The way your room looks and feels can actually have a big impact on your psychology and can make you feel more or less comfortable. Partly this is also a matter of personal preference though – for instance some people enjoy having wide open spaces if they have a tendency toward claustrophobia, while others prefer smaller spaces that they feel are ‘cosy’. Decide what works for you.

Important though is to make sure your room is clean and tidy and that it is well presented. If your room is disorganized with socks strewn everywhere this can make it less pleasant to relax in and the unconscious stress of knowing you should tidy will play on your mind.
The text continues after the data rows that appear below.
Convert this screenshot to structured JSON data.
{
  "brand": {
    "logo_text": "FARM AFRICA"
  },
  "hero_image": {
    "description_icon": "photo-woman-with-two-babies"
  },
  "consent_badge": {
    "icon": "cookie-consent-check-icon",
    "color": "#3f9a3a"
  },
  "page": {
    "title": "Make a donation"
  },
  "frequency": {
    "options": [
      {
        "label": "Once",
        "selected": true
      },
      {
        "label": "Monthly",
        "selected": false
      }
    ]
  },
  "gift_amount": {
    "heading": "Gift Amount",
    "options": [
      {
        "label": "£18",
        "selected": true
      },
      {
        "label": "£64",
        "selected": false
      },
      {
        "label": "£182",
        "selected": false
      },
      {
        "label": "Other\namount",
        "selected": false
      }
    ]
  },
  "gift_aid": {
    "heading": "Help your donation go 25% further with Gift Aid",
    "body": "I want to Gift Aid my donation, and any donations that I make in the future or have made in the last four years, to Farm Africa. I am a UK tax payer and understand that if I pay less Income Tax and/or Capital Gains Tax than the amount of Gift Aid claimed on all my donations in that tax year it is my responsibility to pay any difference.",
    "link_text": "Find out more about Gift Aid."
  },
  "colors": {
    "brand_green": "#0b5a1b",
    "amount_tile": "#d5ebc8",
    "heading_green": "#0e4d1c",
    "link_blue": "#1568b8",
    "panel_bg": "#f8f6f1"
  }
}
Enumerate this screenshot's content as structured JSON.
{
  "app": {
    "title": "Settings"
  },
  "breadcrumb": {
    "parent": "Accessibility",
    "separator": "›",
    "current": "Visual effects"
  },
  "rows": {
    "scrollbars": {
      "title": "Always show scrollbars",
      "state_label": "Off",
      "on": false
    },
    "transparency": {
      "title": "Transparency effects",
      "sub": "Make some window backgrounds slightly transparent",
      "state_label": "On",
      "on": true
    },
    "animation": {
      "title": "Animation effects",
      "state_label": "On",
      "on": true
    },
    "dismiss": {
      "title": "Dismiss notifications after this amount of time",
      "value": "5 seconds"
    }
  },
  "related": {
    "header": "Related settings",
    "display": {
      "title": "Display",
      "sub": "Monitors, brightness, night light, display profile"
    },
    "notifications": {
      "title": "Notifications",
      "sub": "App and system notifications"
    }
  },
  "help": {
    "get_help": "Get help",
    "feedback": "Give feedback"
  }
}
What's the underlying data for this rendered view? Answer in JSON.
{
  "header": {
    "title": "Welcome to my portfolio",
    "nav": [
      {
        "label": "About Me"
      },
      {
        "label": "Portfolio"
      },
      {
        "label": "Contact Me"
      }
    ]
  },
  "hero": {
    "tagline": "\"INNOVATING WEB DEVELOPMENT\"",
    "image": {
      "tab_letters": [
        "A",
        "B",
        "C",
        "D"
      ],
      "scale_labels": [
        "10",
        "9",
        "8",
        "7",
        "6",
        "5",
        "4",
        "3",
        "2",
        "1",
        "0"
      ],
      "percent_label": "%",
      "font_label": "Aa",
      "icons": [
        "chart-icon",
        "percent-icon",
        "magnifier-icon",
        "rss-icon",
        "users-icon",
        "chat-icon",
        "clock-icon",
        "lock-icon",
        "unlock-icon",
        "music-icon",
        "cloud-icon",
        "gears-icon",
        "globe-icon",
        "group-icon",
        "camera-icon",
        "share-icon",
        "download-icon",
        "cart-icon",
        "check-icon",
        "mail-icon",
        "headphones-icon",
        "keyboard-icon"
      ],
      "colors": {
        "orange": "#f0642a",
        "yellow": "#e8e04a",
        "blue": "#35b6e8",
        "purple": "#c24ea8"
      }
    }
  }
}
Likewise try to decorate your room with colours, items and images that will be relaxing and peaceful. In other words it’s much better to have a picture of a scenic brook babbling through the forest than it is to have a loud and colourful picture of Optimus Prime punching Megatron in the face. Exciting images with garish colours and lots of movement are better saved for other rooms, whereas in your bedroom you should try to create a minimalistic calm.

Finally, try to keep anything that’s associated with work or any kind of stress out of your room. That means no laptops and ideally no mobile phones either. Anything that you associate with being pestered or having to be productive will have unconscious associations that are not conducive to sleep and relaxation.